Scopriremmo che, in definitiva, siamo, in qualche modo, abitati dal nostro futuro e, quindi, guidati, non abbandonati a noi stessi. E’ quanto si può evincere – almeno per i credenti, ma, in effetti, vale per tutti – da una bellissima pagina che Edith Stein ( Santa Teresa Benedetta della Croce), in “Essere finito e Essere eterno”, la “summa” della sua riflessione filosofica, dedica, appunto, alla ricerca della “totalità significante”, cioè del nesso che lega il “tutto” nel Logos.
Sostiene che: “Il contesto della nostra propria vita è forse l’esempio che si presta meglio per comprendere che cosa intendiamo”. Prosegue distinguendo tra “ciò che è fatto di proposito” e, come tale, “dotato di senso e intellegibile” e ciò che, invece, “è fortuito …in se’” e, quindi, “privo di significato ed inintellegibile”. Ricorre, poi, ad un esempio concreto per mostrare come da un fatto “dotato di senso ed intellegibile” ne possa scaturire un secondo, al contrario, “fortuito ed inintellegibile”. Senonché – se “dopo anni, ripenso alla mia vita” – constato come da quest’ultimo, piuttosto che dal primo, sia scaturito un che di assolutamente essenziale per la mia vita. Per cui – sostiene Edith Stein – comprendo come, in effetti, la mia scelta consapevole sia stata, in realtà, funzionale a quel “fortuito” che ha deciso della mia vita.

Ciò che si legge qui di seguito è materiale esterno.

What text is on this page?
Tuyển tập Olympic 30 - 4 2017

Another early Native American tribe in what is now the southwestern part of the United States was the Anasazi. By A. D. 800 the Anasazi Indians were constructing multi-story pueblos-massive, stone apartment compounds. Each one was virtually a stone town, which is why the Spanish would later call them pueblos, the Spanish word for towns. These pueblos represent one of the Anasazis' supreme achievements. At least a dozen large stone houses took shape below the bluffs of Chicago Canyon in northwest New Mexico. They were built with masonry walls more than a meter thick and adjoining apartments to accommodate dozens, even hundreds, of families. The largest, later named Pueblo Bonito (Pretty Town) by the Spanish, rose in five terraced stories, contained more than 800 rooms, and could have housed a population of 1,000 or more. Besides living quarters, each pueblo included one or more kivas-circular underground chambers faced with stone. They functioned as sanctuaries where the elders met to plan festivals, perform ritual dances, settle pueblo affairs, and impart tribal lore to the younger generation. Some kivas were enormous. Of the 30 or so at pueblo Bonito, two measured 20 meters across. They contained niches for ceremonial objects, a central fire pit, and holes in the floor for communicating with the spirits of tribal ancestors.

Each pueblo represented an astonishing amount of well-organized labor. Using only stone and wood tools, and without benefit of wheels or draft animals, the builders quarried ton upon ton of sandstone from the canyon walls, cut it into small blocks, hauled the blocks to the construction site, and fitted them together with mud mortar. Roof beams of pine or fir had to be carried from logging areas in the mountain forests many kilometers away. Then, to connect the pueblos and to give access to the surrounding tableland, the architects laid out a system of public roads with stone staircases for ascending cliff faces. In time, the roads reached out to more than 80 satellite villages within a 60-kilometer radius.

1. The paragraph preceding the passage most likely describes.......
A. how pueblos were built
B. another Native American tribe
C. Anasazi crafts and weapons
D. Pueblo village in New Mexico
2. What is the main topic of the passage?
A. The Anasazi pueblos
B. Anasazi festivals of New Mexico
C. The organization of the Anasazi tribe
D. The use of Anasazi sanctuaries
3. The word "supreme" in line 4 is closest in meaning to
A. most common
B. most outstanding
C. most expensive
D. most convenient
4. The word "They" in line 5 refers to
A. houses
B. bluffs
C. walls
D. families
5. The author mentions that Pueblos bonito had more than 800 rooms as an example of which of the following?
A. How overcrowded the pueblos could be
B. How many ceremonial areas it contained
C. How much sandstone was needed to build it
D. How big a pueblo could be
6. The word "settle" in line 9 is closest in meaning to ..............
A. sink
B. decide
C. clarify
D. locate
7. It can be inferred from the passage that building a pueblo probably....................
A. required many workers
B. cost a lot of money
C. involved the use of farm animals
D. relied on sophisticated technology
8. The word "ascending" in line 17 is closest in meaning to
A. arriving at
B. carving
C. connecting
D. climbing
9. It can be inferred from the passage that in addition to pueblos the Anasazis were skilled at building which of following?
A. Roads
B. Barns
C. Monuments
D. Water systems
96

Mi convinco, continua Santa Teresa Benedetta della Croce, allieva prediletta di Edmund Husserl, che: “Ciò che non era nel mio progetto, era nel piano di Dio. E quanto più questo accade ripetutamente, tanto più si fa viva in me la convinzione di fede che per Dio non esiste il caso, che tutta la mia vita è predesignata nel piano della Provvidenza divina, anche nei suoi minimi particolari e che agli occhi onniveggenti di Dio è un contesto perfettamente intelligibile. Allora comincio a rallegrarmi per il lume di gloria in cui anche a me sarà svelato questo messo significante. Questa considerazione tuttavia non si riferisce solo alla vita umana singola, ma anche alla vita dell’intera umanità……”.